The 90-day rule had already been in place for Ukrainians since 2017, allowing them to enter any EU or Schengen zone country without a visa and stay there for up to 90 days. The activation of the Temporary Protection Directive means that they can now stay within the EU or Schengen zone for a year without having to apply for a visa or make a claim for asylum. During that year, they will be allowed to work and children can also access education.
Non-Ukrainian nationals and stateless people legally residing in Ukraine who cannot return to their country or region of origin, such as asylum seekers or beneficiaries of international protection and their family members, will also be granted protection in the EU.
Others who are legally present in Ukraine for a short-term and are able to return safely to their country of origins will fall outside the scope of this protection. Nevertheless, they will be allowed access to the EU to transit prior to returning to their countries of origin.

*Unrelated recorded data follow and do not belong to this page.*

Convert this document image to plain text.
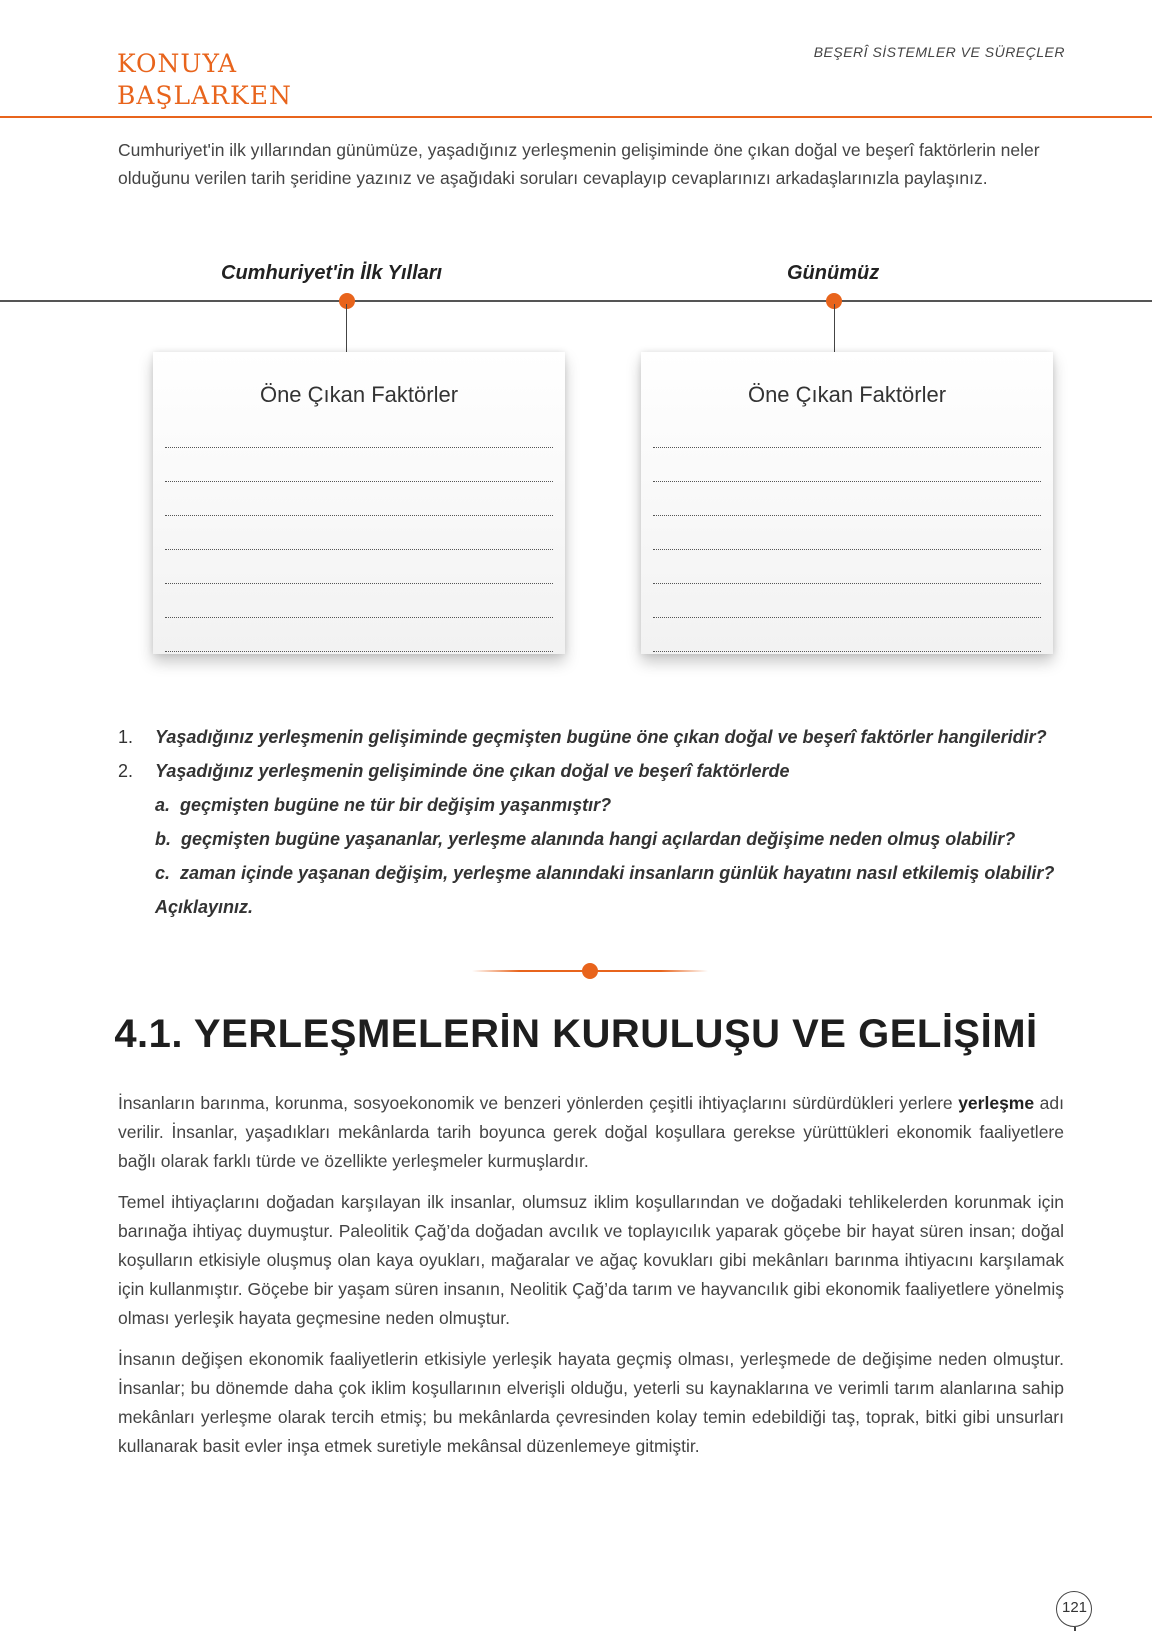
KONUYA
BAŞLARKEN
BEŞERÎ SİSTEMLER VE SÜREÇLER

Cumhuriyet'in ilk yıllarından günümüze, yaşadığınız yerleşmenin gelişiminde öne çıkan doğal ve beşerî faktörlerin neler olduğunu verilen tarih şeridine yazınız ve aşağıdaki soruları cevaplayıp cevaplarınızı arkadaşlarınızla paylaşınız.

Cumhuriyet'in İlk Yılları	Günümüz
Öne Çıkan Faktörler	Öne Çıkan Faktörler
1.	Yaşadığınız yerleşmenin gelişiminde geçmişten bugüne öne çıkan doğal ve beşerî faktörler hangileridir?
2.	Yaşadığınız yerleşmenin gelişiminde öne çıkan doğal ve beşerî faktörlerde
a. geçmişten bugüne ne tür bir değişim yaşanmıştır?
b. geçmişten bugüne yaşananlar, yerleşme alanında hangi açılardan değişime neden olmuş olabilir?
c. zaman içinde yaşanan değişim, yerleşme alanındaki insanların günlük hayatını nasıl etkilemiş olabilir?
Açıklayınız.
4.1. YERLEŞMELERİN KURULUŞU VE GELİŞİMİ

İnsanların barınma, korunma, sosyoekonomik ve benzeri yönlerden çeşitli ihtiyaçlarını sürdürdükleri yerlere yerleşme adı verilir. İnsanlar, yaşadıkları mekânlarda tarih boyunca gerek doğal koşullara gerekse yürüttükleri ekonomik faaliyetlere bağlı olarak farklı türde ve özellikte yerleşmeler kurmuşlardır.

Temel ihtiyaçlarını doğadan karşılayan ilk insanlar, olumsuz iklim koşullarından ve doğadaki tehlikelerden korunmak için barınağa ihtiyaç duymuştur. Paleolitik Çağ’da doğadan avcılık ve toplayıcılık yaparak göçebe bir hayat süren insan; doğal koşulların etkisiyle oluşmuş olan kaya oyukları, mağaralar ve ağaç kovukları gibi mekânları barınma ihtiyacını karşılamak için kullanmıştır. Göçebe bir yaşam süren insanın, Neolitik Çağ’da tarım ve hayvancılık gibi ekonomik faaliyetlere yönelmiş olması yerleşik hayata geçmesine neden olmuştur.

İnsanın değişen ekonomik faaliyetlerin etkisiyle yerleşik hayata geçmiş olması, yerleşmede de değişime neden olmuştur. İnsanlar; bu dönemde daha çok iklim koşullarının elverişli olduğu, yeterli su kaynaklarına ve verimli tarım alanlarına sahip mekânları yerleşme olarak tercih etmiş; bu mekânlarda çevresinden kolay temin edebildiği taş, toprak, bitki gibi unsurları kullanarak basit evler inşa etmek suretiyle mekânsal düzenlemeye gitmiştir.

121
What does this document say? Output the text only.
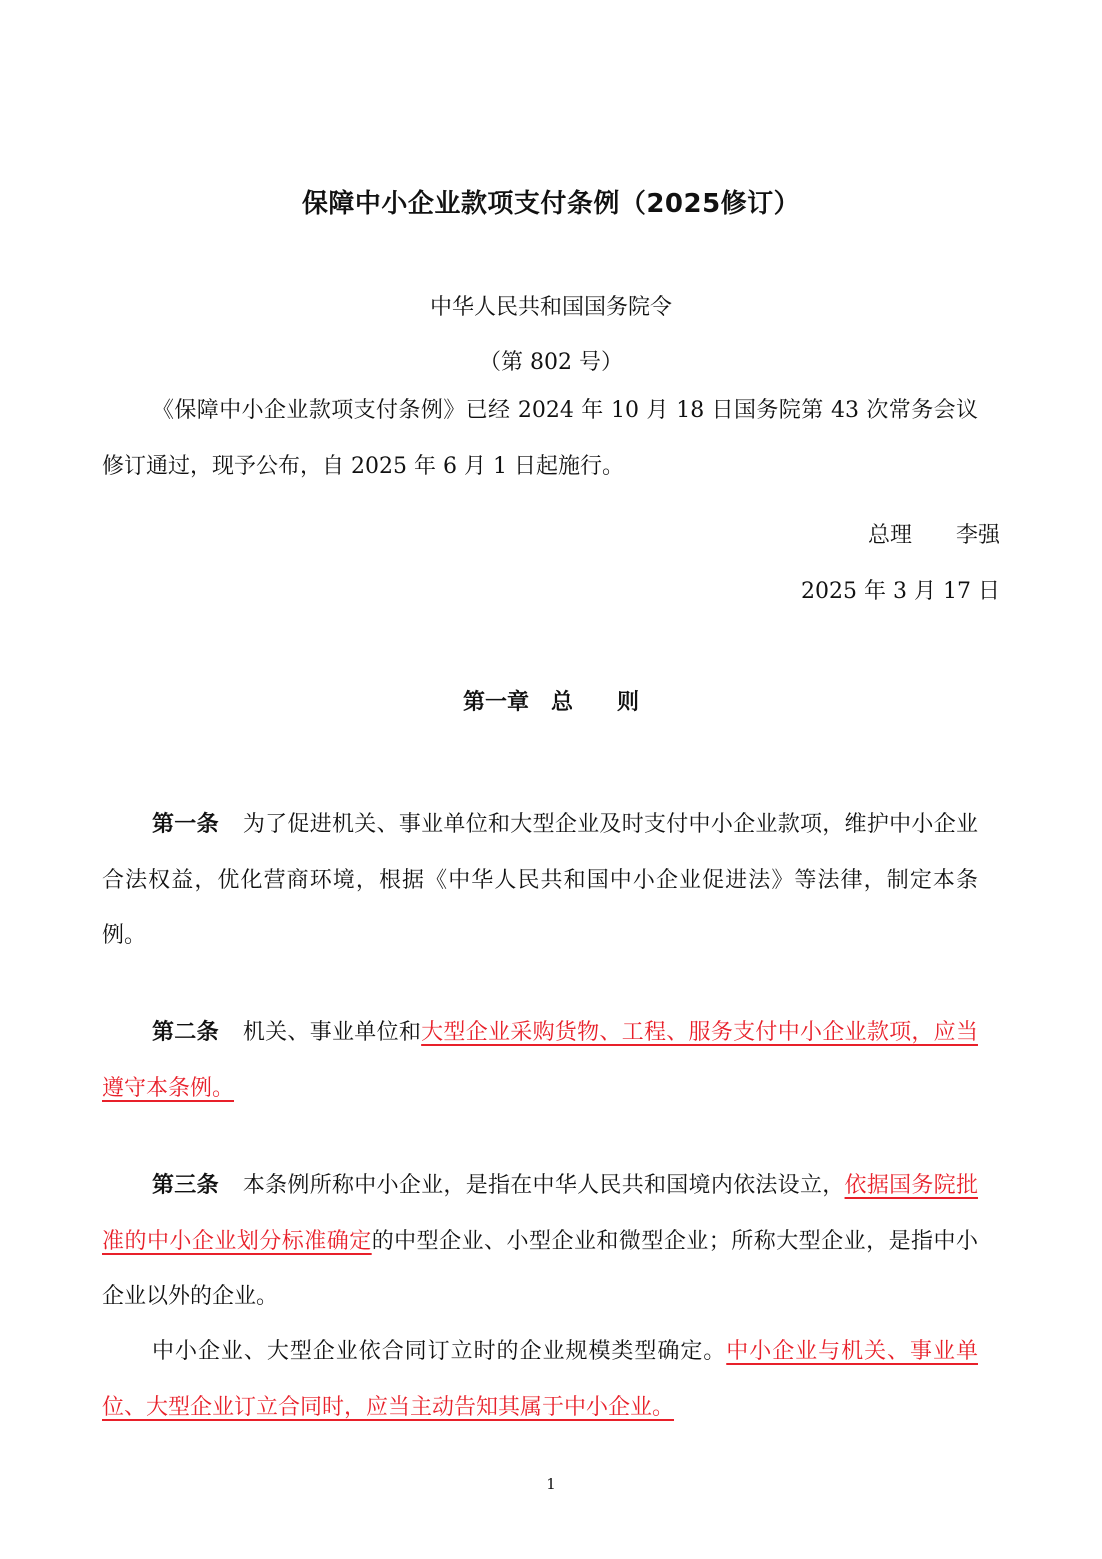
保障中小企业款项支付条例（2025修订）
中华人民共和国国务院令
（第 802 号）

《保障中小企业款项支付条例》已经 2024 年 10 月 18 日国务院第 43 次常务会议修订通过，现予公布，自 2025 年 6 月 1 日起施行。

总理　　李强
2025 年 3 月 17 日
第一章　总　　则

第一条 为了促进机关、事业单位和大型企业及时支付中小企业款项，维护中小企业合法权益，优化营商环境，根据《中华人民共和国中小企业促进法》等法律，制定本条例。

第二条 机关、事业单位和大型企业采购货物、工程、服务支付中小企业款项，应当遵守本条例。

第三条 本条例所称中小企业，是指在中华人民共和国境内依法设立，依据国务院批准的中小企业划分标准确定的中型企业、小型企业和微型企业；所称大型企业，是指中小企业以外的企业。

中小企业、大型企业依合同订立时的企业规模类型确定。中小企业与机关、事业单位、大型企业订立合同时，应当主动告知其属于中小企业。

1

The Temporary Protection Directive was specifically conceived to give immediate protection to the persons who need it and to avoid overwhelming Member States’ asylum systems.
The measure comes into effect immediately and covers both Ukrainians who have already arrived and those who come in the days or weeks to come.
At the same time, the EU Commission is also putting forward operational guidelines intended to help member states’ border guards in managing arrivals at the borders with Ukraine efficiently, while maintaining a high level of security. The guidelines also recommend that member states set up special emergency support lanes to channel humanitarian aid and recall the possibility of granting access to the EU on humanitarian grounds.
President of the European Commission, Ursula von der Leyen, said: ‘Europe stands by those in need of protection. All those fleeing Putin’s bombs are welcome in Europe. We will provide protection to those seeking shelter and we will help those looking for a safe way home.’
The UN High Commission for Refugees estimates that one million Ukrainians have already left the country and this number is expected to increase in the coming days as Russia intensifies their attacks.